Conflict Engagement

Conflict avoidance is a self-protection mechanism. We naturally run from a fire. We might watch an argument from afar, but don’t want to get caught in the middle.

However, one of the things I’ve learned working at the Church for All People is to engage conflict instead of running away from it. Up until now, I saw this as a leadership responsibility. I recently had an encounter that made me rethink the motivation of placing myself in the midst of conflict.

A woman told me that one of the thing she liked about me is that I don’t turn the other way when she comes around. She said, most people try to avoid her, but I always talk to her. She is not always the easiest person to talk with, which is why I make an extra effort to give her attention. 

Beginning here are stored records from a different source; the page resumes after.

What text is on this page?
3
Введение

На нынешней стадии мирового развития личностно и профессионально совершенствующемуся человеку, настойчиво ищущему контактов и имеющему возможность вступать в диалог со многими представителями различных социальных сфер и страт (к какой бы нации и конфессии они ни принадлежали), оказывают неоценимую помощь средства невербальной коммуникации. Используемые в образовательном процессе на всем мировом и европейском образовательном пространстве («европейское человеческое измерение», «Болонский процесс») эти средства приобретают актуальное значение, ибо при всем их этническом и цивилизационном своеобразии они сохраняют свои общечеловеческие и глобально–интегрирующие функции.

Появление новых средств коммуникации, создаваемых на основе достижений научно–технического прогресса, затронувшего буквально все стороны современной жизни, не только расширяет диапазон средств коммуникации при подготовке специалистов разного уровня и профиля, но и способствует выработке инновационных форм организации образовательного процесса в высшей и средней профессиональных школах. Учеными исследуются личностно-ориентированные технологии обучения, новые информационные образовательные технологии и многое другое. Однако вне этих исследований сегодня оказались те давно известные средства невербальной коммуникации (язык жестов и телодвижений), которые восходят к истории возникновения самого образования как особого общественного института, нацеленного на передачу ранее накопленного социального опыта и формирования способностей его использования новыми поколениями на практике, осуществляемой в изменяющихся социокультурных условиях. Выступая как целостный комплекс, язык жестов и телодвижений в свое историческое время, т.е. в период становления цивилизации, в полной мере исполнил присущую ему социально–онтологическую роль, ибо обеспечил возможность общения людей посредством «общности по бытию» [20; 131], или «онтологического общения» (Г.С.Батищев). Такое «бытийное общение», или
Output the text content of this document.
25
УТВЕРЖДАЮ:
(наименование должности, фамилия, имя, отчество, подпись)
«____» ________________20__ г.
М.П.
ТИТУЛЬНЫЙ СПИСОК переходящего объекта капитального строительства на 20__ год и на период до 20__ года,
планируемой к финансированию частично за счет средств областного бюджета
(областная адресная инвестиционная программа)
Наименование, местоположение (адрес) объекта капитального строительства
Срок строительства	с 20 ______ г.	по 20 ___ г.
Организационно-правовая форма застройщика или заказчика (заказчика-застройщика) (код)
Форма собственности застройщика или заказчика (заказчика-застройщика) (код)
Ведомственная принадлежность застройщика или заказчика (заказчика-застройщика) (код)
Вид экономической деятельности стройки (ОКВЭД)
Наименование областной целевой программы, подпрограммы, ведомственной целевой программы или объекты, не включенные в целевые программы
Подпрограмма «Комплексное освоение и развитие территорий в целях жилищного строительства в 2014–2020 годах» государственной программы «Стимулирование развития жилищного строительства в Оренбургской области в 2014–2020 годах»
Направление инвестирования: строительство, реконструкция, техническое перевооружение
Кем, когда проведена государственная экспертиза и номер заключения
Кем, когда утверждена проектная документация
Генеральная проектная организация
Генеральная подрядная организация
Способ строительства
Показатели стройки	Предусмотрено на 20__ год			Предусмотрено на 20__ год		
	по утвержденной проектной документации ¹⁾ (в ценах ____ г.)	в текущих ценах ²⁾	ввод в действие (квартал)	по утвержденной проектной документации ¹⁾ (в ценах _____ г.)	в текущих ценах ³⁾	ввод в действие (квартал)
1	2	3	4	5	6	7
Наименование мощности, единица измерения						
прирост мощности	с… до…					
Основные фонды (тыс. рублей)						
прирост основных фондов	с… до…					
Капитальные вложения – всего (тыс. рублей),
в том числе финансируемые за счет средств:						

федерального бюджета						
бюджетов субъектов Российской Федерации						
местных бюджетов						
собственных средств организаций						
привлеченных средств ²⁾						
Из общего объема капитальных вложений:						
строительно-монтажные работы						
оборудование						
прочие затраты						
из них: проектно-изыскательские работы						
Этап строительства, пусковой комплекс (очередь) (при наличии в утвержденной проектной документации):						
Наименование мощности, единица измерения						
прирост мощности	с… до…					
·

I was surprised by the impact my engagement had on this woman. 

I received her compliment as a gift of grace.

It struck me that being willing to put ourselves in difficult places is where we encounter God.

Many Christian theologians speak of experiencing God in suffering. Richard Rohr understands the process of going through suffering as the key to spiritual development. 

If we find God in suffering it only stands that when we place ourselves in the midst of suffering that God is there.

The book of James says that if we draw near to God that God draws near to us. We normally think of drawing near in a time of prayer, worship, or reading scripture. But if we most clearly experience God in suffering, when we place ourselves in the midst of conflict, we find God is there.